La Semaine de l’art abstrait – Notre monde universellement subjectif
Il est facile d'oublier à quel point chacun de nous perçoit le monde différemment. Il est dans notre nature de chercher des conclusions, de formuler des affirmations définitives. Nous voulons que quelque chose soit vrai pour tous. Mais nous sommes sans cesse déconcertés par la subjectivité de la vie. Les artistes abstraits tentent souvent de simplifier, d'éliminer les subjectivités, de ne traiter que l'essentiel afin d'atteindre quelque chose qui pourrait être universel, ou d'exprimer une vérité collective. Dans son récent ouvrage Réductionnisme en art et sciences du cerveau, le neuroscientifique lauréat du prix Nobel Eric Kandel illustre un parallèle entre la quête des artistes abstraits pour exprimer des universalités et la manière dont les scientifiques simplifient les problèmes pour les rendre plus faciles à résoudre. « Ceci est le réductionnisme », écrit Kandel, « prendre un problème complexe et sélectionner un élément central, mais limité, que l'on peut étudier en profondeur ». Kandel estime que simplifier pour parvenir à une vérité est un élément essentiel du processus de pensée humain, et que l'art abstrait peut nous apprendre à mieux le faire. Cette semaine, nous mettons en lumière cinq expositions actuelles d'art abstrait présentant des œuvres de différentes cultures, examinant comment chacune a subjectivement réduit pour exprimer les éléments universels de notre monde.
Alex Janvier, maître autochtone moderne, Galerie nationale du Canada, Ottawa
Exposition jusqu'au 17 avril 2017
Des maîtres de l'abstraction comme Wassily Kandinsky et Paul Klee ont été des sources d'inspiration précoces pour l'artiste autochtone canadien Alex Janvier. Depuis les années 1960, Janvier affine son style distinct, incorporant des gestes lyriques, une palette de couleurs vives, et un mélange de figuration symbolique et d’abstraction totale afin d'exprimer les universalités de ses traditions ancestrales.
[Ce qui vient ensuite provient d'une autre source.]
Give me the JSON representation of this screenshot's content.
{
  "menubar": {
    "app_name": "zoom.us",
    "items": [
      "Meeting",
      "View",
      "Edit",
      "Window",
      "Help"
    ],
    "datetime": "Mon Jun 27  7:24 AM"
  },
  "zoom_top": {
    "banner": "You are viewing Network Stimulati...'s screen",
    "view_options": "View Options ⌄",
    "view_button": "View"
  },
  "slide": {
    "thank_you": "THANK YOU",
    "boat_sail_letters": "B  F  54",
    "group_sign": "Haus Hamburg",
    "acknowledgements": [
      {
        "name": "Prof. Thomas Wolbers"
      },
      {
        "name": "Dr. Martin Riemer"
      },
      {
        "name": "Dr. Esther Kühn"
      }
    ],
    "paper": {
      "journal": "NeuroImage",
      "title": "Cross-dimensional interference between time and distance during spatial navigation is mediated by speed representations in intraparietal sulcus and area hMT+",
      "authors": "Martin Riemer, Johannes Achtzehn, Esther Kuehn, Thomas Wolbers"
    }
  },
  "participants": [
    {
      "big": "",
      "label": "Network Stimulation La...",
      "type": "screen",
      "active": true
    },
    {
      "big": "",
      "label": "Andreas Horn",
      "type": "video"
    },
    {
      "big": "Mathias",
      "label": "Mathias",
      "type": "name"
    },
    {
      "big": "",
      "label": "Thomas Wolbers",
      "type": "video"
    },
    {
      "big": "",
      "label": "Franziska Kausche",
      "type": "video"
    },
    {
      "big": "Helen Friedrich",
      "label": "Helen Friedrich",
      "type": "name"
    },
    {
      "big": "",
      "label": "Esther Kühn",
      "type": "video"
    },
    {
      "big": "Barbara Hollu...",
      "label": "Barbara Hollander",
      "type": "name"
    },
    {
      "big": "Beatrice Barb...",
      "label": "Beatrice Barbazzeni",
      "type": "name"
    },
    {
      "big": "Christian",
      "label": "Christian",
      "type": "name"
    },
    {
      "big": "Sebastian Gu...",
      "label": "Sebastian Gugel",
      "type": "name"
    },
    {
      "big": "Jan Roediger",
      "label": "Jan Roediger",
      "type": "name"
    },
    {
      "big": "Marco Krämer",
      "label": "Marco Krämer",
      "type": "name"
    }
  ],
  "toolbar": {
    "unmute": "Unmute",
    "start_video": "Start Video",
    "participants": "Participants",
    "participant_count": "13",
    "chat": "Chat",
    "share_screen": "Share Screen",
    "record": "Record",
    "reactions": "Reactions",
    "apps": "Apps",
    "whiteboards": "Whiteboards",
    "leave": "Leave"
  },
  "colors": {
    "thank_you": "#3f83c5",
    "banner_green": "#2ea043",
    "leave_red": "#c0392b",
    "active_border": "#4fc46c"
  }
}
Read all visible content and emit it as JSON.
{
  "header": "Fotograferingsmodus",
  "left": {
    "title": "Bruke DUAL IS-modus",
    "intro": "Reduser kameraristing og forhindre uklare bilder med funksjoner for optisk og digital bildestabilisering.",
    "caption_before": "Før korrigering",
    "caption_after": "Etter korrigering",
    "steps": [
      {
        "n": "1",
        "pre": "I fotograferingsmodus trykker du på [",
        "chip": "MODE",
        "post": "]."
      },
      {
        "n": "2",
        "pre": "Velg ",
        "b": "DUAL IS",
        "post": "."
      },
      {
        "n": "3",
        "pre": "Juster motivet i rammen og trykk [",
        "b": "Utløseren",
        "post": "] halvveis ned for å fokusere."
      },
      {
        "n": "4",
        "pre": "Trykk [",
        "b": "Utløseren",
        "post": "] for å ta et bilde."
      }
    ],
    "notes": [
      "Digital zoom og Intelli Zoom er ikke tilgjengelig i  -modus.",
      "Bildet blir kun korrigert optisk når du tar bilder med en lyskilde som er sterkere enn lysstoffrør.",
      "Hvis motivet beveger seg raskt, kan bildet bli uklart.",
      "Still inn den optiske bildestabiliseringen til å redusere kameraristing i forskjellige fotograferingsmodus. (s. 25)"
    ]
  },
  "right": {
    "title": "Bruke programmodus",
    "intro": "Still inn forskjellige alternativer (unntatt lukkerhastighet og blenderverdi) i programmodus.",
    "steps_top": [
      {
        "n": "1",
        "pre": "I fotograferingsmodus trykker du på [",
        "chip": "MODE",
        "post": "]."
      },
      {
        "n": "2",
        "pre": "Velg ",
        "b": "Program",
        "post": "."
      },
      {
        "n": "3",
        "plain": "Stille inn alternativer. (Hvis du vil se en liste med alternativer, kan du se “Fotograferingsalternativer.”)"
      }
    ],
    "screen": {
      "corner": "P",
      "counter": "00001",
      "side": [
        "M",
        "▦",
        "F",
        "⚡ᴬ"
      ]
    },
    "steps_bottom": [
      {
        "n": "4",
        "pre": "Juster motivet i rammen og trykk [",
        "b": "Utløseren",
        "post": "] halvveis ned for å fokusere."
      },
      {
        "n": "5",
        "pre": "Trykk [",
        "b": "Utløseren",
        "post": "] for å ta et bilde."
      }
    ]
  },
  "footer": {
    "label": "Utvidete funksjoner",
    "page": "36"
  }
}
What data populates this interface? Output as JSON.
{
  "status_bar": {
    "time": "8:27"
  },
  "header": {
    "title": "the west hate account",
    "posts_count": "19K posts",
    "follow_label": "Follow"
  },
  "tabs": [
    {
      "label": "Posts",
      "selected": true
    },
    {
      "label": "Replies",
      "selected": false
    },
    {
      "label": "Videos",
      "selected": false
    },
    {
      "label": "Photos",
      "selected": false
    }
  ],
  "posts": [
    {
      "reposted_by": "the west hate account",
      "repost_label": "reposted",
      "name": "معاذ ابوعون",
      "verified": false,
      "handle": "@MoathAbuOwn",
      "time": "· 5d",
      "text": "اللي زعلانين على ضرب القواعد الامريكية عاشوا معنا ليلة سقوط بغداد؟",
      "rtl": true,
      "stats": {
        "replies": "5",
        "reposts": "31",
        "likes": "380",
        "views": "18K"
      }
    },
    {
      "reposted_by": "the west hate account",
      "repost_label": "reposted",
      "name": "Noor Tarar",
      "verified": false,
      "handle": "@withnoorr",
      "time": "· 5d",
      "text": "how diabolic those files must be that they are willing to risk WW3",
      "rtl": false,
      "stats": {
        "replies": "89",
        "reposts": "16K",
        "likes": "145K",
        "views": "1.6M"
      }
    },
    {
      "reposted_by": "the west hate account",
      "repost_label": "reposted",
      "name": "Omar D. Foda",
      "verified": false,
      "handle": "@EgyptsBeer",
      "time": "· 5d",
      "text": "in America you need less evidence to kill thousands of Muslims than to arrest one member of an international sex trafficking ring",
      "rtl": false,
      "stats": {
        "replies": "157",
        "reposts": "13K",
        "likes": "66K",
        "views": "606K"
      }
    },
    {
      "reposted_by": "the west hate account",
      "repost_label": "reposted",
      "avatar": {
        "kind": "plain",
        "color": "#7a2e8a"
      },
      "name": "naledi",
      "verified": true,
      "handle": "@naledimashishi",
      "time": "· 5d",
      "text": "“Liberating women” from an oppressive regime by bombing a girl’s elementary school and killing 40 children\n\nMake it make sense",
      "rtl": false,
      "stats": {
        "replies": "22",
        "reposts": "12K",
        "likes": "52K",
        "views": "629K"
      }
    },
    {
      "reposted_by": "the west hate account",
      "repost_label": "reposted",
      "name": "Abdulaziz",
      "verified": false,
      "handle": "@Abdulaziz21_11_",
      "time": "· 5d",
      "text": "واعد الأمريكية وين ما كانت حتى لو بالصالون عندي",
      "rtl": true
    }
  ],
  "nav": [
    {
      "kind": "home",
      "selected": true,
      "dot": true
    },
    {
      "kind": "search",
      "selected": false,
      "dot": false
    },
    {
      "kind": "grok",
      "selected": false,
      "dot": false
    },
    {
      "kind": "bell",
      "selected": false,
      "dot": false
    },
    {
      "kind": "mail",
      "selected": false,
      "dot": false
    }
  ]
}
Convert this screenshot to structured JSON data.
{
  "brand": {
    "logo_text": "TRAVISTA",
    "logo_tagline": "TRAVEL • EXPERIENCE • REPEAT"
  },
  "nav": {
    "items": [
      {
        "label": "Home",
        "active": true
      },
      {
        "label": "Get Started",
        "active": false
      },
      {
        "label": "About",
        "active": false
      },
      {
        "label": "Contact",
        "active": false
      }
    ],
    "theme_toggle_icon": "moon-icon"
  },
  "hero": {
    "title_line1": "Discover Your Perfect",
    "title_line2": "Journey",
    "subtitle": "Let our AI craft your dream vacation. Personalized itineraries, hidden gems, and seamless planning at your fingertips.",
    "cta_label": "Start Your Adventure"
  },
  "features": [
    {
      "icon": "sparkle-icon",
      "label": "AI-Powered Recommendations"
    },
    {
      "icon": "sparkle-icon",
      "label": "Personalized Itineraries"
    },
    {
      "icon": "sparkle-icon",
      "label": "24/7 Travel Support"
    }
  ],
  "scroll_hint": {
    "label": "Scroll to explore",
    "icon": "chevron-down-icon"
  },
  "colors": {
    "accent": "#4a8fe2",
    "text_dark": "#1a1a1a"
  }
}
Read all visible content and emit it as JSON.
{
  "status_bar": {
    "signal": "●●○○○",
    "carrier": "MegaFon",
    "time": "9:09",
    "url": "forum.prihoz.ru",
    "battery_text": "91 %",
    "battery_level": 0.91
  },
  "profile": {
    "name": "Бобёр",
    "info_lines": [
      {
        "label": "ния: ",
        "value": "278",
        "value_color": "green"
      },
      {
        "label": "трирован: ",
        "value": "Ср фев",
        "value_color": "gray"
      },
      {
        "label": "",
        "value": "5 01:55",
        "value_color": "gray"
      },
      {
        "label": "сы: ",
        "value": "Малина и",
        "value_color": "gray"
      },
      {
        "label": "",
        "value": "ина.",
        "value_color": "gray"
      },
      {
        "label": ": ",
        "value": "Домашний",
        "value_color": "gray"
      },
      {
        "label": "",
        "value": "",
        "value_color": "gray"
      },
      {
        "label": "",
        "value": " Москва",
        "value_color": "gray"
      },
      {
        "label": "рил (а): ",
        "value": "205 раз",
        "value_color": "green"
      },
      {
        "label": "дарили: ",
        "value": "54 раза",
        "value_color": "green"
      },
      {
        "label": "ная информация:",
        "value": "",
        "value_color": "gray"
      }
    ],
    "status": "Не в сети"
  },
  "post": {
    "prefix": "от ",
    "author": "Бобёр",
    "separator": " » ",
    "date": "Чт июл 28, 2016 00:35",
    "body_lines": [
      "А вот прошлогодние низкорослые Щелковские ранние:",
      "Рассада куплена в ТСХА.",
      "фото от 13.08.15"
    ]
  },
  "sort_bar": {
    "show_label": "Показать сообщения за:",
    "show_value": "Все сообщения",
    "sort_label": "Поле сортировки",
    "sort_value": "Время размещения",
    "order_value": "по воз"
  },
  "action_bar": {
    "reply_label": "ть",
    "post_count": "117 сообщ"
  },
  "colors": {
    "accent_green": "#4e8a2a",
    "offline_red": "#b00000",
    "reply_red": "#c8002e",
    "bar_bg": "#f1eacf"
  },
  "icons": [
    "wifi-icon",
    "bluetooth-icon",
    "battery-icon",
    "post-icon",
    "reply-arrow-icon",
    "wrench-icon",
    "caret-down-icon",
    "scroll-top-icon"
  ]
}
Alex Janvier - Lubicon, 1988, acrylique sur toile, 165,2 × 267 cm
L'avènement de l'abstraction : Russie, 1914-1923, Galerie nationale du Canada, Ottawa
Exposition jusqu'au 12 mars 2017
Également présentée à la Galerie nationale du Canada, cette vaste exposition d’art abstrait russe met en avant des œuvres abstraites réduites d’artistes suprématistes et constructivistes de l’après Première Guerre mondiale. L’exposition vise à mettre en lumière des peintures rares presque perdues dans les années suivant la Révolution russe, accordant une attention particulière à la toile Proun 8 Positions, d’El Lissitsky, protégé de Kazimir Malevich.
El Lissitsky - Proun 8 Positions, 1923, huile et gouache avec feuille métallique sur toile
Pedro de Oraá Abstractivos, Musée national des beaux-arts de La Havane, Cuba
Date de clôture non disponible
Lauréat du Prix national des arts plastiques de Cuba en 2015, Pedro de Oraá est une figure majeure de l’art abstrait et concret cubain depuis les années 1950. À peine reconnu par les autorités de son pays ou par les amateurs d’art à l’international, il est enfin reconnu pour ses contributions uniques et influentes. Cette exposition personnelle présente 30 œuvres nouvelles et récentes.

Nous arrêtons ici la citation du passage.